I always say, “If you wanna be like the big boys, you gotta use what the big boys use.”
I sanded one board by hand… my first board. So yes, it can be done.
Then I sanded about 20 boards with a random orbital. Better job, and faster.
Then I got my hands on a variable speed grinder/polisher. Totally F’d up my first 3 or 4 boards, then started to learn from my mistakes.
If I had started with a sander on my first board, my 25th board would have come out SWEET. Instead, a lot of work went to waste having to patch, fair, re-hotcoat, and re-sand all my mistakes.
I do all my sanding by hand. I’m not one of the big boys. I work in our condo bedroom so I can’t make clouds of dust or excessive noise. I can still get decent finish. I just have to burn more calories.
I got a cheap ozito ROS for my backyard hacking. Man it makes a difference. The proper sander/polishers are not cheap, even the crap ones, but the ROS goes great for me and my 1 or 2 boards every now and then. Though i dont really sand the deck, it gets covered in wax hehe.
Howzit Jim, When I worked for P.F. I only glassed and didn't have to sand but when I did boards for myself at home I hand sanded them and that was before I learned how to use a grinder. I didn't mind it at all but in the late 60's and 70's weight was not a big factor. Now adays most everyone wants them light and strong and my short boards were just that.

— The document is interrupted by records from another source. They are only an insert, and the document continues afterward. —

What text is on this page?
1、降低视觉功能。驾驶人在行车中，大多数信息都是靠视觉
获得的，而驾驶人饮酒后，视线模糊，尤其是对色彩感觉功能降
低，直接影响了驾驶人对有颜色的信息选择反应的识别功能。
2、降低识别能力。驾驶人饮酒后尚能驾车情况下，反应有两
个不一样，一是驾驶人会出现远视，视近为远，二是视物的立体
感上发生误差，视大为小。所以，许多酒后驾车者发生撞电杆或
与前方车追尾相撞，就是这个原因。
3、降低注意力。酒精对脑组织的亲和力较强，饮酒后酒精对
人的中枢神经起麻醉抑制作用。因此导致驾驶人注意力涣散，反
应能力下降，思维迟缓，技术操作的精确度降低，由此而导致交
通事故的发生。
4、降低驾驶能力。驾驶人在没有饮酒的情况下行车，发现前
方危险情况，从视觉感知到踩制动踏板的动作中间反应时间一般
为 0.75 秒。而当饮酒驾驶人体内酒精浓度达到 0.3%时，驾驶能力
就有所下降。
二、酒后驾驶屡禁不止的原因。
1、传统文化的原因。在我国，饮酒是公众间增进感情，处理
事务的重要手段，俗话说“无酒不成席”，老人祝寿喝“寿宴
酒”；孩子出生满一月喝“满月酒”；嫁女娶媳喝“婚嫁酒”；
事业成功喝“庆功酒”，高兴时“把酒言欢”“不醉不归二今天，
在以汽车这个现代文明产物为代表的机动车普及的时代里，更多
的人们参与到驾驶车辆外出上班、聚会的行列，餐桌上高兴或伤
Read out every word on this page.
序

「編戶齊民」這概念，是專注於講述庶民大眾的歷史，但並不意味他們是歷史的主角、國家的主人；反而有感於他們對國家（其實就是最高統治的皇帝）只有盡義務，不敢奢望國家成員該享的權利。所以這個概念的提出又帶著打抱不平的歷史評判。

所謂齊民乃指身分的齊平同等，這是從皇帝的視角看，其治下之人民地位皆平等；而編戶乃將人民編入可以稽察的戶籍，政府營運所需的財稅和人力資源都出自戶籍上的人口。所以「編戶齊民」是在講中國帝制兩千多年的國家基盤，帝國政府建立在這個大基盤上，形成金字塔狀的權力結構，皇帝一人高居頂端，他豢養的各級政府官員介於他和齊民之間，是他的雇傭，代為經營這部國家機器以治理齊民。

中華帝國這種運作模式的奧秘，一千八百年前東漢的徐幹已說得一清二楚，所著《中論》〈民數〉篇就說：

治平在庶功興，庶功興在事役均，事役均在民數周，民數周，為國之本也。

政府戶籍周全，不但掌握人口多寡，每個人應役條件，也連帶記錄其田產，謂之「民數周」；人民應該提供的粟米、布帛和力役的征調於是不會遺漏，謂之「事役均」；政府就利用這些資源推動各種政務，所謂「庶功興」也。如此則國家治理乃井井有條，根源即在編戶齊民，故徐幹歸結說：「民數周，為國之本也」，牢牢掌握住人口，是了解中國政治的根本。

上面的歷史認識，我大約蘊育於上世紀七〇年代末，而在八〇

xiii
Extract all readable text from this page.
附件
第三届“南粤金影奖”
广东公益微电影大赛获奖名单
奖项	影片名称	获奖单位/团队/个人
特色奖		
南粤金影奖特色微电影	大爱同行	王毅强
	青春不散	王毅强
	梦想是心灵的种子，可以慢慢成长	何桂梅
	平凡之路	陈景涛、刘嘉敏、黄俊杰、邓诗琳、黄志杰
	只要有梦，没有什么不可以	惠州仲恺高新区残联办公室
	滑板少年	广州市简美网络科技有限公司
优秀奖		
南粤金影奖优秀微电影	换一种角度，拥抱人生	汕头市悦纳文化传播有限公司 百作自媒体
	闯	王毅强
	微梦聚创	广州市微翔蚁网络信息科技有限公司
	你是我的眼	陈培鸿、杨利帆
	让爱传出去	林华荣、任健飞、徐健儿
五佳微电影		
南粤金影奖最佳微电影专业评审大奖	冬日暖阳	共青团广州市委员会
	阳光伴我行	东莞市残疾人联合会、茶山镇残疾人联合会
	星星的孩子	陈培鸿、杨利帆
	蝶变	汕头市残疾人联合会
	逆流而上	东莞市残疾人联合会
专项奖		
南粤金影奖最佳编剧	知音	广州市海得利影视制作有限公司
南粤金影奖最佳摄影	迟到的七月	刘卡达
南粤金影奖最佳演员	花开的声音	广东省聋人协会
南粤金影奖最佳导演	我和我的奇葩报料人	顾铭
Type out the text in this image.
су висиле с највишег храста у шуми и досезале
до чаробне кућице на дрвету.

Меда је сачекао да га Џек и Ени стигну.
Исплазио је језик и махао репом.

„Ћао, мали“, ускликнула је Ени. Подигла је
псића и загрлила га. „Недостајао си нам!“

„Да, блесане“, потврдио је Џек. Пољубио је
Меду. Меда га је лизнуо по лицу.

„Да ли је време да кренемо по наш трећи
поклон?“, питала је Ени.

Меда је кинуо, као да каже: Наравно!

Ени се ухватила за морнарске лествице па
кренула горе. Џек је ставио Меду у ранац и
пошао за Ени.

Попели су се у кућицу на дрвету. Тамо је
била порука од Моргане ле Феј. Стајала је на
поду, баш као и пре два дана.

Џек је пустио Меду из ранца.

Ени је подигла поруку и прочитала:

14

For some reason most of my longboards were a little heavier, and I sanded the heck out of them.Aloha,Kokua
a good pad is at least 40 bucks and a cheap sander is not too good to sand a board. i used cheap sanders and they have vibration issues and lousy start up and often speed control is not so good.
yes i use a machine but its a rupes and very high quality . it has lots of torque at very low speed so i can go to 400 dry without clogging. so in this way i rip over the hotcoat with 80 then a finish coat that gets a light 400 grit or 320 if im feeling lazy or the finish isnt perfectly flat.this machine is so good i can use it with wet and dry from stop and spin it very very slow with lots of pressure. it is also superior for polishing
so the board is only sanded twice and it has a good tough finish. combine this with 5oz and top qaulity urethane and i can produce a board that is very tough compared with an industry standard shop board
there is a friend i have that comes and makes boards at my factory and he often lams at night when its to cold and leaves hotcoats for days before sanding them. i think i can sand a board by hand with 60 grit, faster then he can use a machine because i sand it as soon as the board is cured and the the resin is still reasonably soft. this makes a huge difference to sanding times and ease
even when i machine sand a board i stll finish the rails by hand and run over the flats with a long block and check under shapers lights. i think a begginer and even guys that have done a few boards can easily get sandthroughs with a machine especially if there laps are rough or around plugs and tail . this problem could be amplified by using a cheap sander.
a begginer will get a better result sanding with blocks at the right cure time. then even someone with more experience and cheap machine and wrong cure time.
One of the Oceanside Valley glass shops begs me for work, when I have succumb and used them, the sand jobs are never optically flat, just sand until there is no shine, that is the big problem with most production glass shop. I have always run the flats until they are just that, flat and checked the lap line also.
The gloss and polish is only as good as the sanding under it
sand throughs can also result from uneven shaping. But you wouldn’t be getting any though? Looking at the quality of your work and considering that you are doing the sanding by hand.
Two possible motives for building a board are a) Learn the skills of board-building b) get an appreciation of just how good the top industry pros are.
Sanding is a skill worth learning. I got to use the Makita sander-polisher although never owned one. I did some work for a surf shop which was starting up with board building and used the shop tools. Prior to that I lucky enough to be taught by a pro in an established factory. The pro told me that the aim was to get the board back to what the shaper intended after the glassing had softened the rail shape. He described it as “secondary shaping”
My suggestion to the aspiring home sander is to learn how to use the sander-polisher. Start with the sander straight away, patch up the inevitable sand throughs then survey the work and say to oneself: damn those industry pros must be good to make a living from this.
I hate to say this, but I had one wanna be home shaper who’s shapes looked like they were done 6" at a time, they would get sanded through, 6" at a time, but a competent shaper would not get his work sanded through, except in complete error, i:e, tripping over the sander cord, overtly floated laps, etc.